Reynolds’ spokesman, Pat Garrett, said that the state’s data system had been erroneously recording the results of people who were tested on multiple occasions.

He said that an individual’s most recent result, whether positive or negative, was “unintentionally attributed to the date of their first test.” That means thousands of recent results were recorded in the system as having occurred in March, April, May and June.

The state updated the coronavirus dashboard Wednesday to fix the errors. Garrett said revisions reduced the current 14-day positivity rate in 80% of Iowa’s 99 counties, while others saw an average increase of less than 1%.

Garrett did not immediately say how many thousands of test results were impacted, or release a county-by-county breakdown.

But some changes were dramatic. Humboldt County had the state’s highest positivity rate Tuesday of more than 22%, but it plummeted Wednesday to 8.9%. Webster County, which recently was among the state’s highest, dropped to near the bottom with 2.6%.

School districts have been using those rates to determine whether they must reopen for in-person instruction in the coming days or whether they can seek waivers to begin the year with online instruction only.
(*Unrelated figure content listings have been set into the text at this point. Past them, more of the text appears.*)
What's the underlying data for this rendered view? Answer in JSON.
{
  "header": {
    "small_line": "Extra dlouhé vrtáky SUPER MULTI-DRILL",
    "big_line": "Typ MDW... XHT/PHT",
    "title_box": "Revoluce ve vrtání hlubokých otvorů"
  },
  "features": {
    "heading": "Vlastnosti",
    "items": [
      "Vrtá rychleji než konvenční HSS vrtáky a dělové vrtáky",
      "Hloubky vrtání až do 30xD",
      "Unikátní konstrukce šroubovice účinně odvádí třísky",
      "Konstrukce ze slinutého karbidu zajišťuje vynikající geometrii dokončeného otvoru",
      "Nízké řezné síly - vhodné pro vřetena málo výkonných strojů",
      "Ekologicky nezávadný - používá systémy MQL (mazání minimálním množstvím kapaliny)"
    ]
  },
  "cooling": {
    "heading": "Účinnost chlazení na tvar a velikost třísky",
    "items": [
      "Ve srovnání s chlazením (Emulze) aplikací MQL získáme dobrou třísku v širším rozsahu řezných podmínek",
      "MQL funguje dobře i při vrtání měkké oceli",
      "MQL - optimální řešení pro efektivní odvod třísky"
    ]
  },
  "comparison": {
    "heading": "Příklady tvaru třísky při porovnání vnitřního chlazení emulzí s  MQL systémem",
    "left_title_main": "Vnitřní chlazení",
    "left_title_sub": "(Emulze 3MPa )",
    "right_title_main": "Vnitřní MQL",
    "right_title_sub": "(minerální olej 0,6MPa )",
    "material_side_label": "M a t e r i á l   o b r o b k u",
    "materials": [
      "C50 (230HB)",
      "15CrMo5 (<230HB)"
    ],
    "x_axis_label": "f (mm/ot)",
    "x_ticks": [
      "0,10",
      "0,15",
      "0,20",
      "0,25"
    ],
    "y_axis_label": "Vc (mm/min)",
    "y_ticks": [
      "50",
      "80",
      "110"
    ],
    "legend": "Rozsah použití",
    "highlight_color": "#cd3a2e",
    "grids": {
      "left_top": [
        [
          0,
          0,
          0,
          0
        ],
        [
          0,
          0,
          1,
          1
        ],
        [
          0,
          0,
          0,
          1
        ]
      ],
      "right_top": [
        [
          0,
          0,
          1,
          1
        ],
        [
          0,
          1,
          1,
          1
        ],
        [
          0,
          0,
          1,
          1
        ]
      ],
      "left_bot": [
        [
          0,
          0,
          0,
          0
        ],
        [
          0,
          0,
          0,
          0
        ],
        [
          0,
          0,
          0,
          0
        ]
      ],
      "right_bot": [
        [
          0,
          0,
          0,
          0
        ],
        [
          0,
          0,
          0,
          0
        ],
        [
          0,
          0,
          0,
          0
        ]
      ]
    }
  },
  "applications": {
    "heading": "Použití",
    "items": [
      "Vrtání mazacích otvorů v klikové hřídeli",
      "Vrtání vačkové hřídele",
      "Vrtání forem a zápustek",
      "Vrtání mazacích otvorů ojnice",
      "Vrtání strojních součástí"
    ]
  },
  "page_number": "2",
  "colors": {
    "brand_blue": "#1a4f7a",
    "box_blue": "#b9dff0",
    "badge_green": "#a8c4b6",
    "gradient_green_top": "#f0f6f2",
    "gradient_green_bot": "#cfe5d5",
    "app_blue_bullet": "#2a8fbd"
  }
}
Parents have been using the data to help inform their decisions about whether to send their kids back to schools.

The governor has ordered schools to return for at least 50% in-person instruction as long as the local positivity rate is below 15%, a threshold that is three times higher than many experts suggest is safe. But she has also said parents must have the choice to have their kids learn from home.

The state’s practice of erroneously backdating positive tests for someone who had previously tested negative became public in media reports this week. But it wasn’t clear until Wednesday that new negative tests were also being backdated.

Dana Jones, an Iowa City nurse practitioner whose research uncovered the problem, said Wednesday’s changes to the data were stunning and seemed to make no sense. She called on the state to make its database available to the public.

“I don’t understand what they have done at all,” she said. “We need data that we can analyze ourselves.”

Jones had been baffled when she kept seeing new infections added to earlier months’ totals and sent an email to the Iowa Department of Public Health asking for an explanation. To her astonishment, a top official described the system error in an email last Friday and said it would be fixed.

Jones shared the correspondence with the Bleeding Heartland blog, The Associated Press and other news outlets, calling it a “horrifying” mistake that needed immediate attention. Democratic U.S. Rep. Cindy Axne and others demanded that the governor’s office acknowledge the mistake publicly and correct the data.

But the governor’s office and the public health department did not answer questions about the problem or what it would mean for school districts on Monday and Tuesday. Other local journalists and data trackers had raised questions about discrepancies in the numbers for weeks but had not gotten clear explanations for them.

Another critical error emerged Tuesday when Webster County announced that a local clinic had failed to report up to 3,000 negative test results. County public health officials said the omission had artificially inflated the local positivity rate and needlessly prompted Fort Dodge to delay the school year, a decision it reversed on Monday.